黒胡椒もお砂糖も
つい、もう一口チキンサラダを突っ込んだ。
平林さんはそれを見て頷きながら、そうなんだよ、と小声で言った。
「俺もバツ1なんだよ。知らなかった?」
思わず首をぶんぶんと振る。
・・・知らなかった、平林さんが結婚していたことがあるだなんて。誰ともお昼を食べない私にそんな情報は降りてこない。

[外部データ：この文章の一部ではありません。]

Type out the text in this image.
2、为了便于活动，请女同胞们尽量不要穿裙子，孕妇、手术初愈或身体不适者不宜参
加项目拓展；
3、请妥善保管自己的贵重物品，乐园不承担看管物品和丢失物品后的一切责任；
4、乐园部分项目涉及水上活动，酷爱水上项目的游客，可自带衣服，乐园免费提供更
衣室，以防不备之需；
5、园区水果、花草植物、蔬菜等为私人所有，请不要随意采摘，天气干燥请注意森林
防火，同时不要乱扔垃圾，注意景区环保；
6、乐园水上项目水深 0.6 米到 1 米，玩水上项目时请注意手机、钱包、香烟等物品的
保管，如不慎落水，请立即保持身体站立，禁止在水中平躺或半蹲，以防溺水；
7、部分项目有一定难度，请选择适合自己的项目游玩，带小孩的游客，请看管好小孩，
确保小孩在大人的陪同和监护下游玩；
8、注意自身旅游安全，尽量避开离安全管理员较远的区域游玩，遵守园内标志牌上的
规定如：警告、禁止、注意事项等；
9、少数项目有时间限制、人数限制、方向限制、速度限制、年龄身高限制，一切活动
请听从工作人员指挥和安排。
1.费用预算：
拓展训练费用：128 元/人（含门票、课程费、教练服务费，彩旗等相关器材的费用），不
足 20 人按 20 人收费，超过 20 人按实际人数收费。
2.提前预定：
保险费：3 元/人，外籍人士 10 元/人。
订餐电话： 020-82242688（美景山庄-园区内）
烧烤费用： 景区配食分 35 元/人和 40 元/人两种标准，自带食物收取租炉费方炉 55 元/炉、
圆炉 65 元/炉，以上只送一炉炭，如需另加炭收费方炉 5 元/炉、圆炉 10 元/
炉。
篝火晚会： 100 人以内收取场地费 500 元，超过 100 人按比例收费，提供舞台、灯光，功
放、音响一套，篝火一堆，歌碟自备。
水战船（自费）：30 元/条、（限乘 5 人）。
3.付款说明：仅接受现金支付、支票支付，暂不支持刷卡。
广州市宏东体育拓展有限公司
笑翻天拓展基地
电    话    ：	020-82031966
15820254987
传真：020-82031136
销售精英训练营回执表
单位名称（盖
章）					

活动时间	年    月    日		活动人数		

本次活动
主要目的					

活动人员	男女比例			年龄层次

でもそうだったんだ。確かに私と同じ年だし、男性でも結婚の早い人はいる。現在が独身でも過去は違うってこともあるよね・・・。
ナプキンで口元を拭きながら、平林さんが淡々と話す。
「あれはキツイ経験だよね。覚悟して別れるけど、その後でやっぱり結構な衝撃があったな。尾崎さんを見ていて思ったんだ、もしかしてってね」
私は言葉を押し出そうとして、口の中のチキンが気になる。邪魔・・・邪魔だよ、鳥!こんなに話したいと思ったことが久しぶりな私は、口の中の物を何とかしようとジョッキを掴んでビールを流し込んだ。
「うっ・・・!」
炭酸が喉を刺激して思わずむせそうになったけど、何とか堪える。・・・ビールって、こんな味だったっけ?こんなに苦かったっけ?
思わず混乱した頭で手に握ったジョッキを見たけど、それよりも今は平林さんに聞きたくて一人で大変だった。頭の中が嵐だ。
「ひっ・・平林、さん、も・・・」
「はい?」
サラダとビールを完全に飲み込んでから、言い直した。